Led by Pasmore Malambo and recently published in the journal Plos One, it found that more than two-thirds or 67% of obese adults felt this way. Thin or normal-weight people felt differently, with 78% not considering themselves to be in danger.
Women particularly felt more vulnerable than men because of low levels of outdoor physical activity, and use of public transport. Obese parents expressed worry that their children may be injured by speeding cars and high crime. People who felt that traffic speed in their neighbourhoods was low were less likely to be obese.
Viwe Sandlana, 54, of Delft, says although he is a man he also doesn’t feel safe outdoors due to obesity.
“I don’t go anywhere after sunset. When I go and return from work I steer clear of crime hot spots as I don’t want to put myself at risk of crime. Apart from running inability I don’t want to have a confrontation with thugs because I know that I will fight them off,” he said.
The African Centre for Cities – a research unit at UCT – which explored how residents felt about the impact of living environments on their health, made similar findings.
Dr Warren Smit said a survey in Khayelitsha found that while the formal side of the township looked conducive to outdoor activity, the reality was that people don’t use the public walking spaces for fear of crime and violence.
Researchers found that major roads and parks were not suitably planned to be safe, as houses do not front on to these spaces. Many areas also lacked street lighting, making them hideaways for criminals.

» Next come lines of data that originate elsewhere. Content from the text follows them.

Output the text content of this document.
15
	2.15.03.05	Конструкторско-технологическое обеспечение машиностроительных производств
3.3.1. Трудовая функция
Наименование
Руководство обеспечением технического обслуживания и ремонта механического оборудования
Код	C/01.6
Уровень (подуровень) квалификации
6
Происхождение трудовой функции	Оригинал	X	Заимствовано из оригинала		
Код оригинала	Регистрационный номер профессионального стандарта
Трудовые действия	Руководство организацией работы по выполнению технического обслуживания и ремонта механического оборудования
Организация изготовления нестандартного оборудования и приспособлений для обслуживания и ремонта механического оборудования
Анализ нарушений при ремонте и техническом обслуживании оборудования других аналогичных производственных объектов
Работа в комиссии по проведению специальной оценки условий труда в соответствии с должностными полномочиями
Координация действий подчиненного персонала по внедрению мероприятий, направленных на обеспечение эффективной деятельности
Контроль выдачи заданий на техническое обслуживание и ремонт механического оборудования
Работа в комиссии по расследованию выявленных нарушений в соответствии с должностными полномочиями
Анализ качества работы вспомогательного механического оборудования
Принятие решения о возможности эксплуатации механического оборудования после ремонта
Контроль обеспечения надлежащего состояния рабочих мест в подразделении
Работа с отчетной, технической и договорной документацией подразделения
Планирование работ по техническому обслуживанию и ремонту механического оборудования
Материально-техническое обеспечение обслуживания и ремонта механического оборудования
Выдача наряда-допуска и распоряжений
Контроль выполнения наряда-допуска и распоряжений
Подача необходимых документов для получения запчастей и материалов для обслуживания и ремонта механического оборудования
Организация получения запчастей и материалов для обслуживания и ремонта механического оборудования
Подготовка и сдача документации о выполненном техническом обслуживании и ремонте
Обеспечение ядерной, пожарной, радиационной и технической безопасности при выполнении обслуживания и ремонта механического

Smit said another major contributing factor to obesity “is the difficulty to eat a healthy and nutritious diet”.
He said evidence showed that appropriate planning and design of communities can promote safe outdoor physical activity. Upgrading pavements and public spaces, providing cycle paths, improving street lighting and providing sufficient public toilets were some of the solutions.
“Simultaneously, there is a need to create food environments that are more conducive to a healthy diet and nutrition.”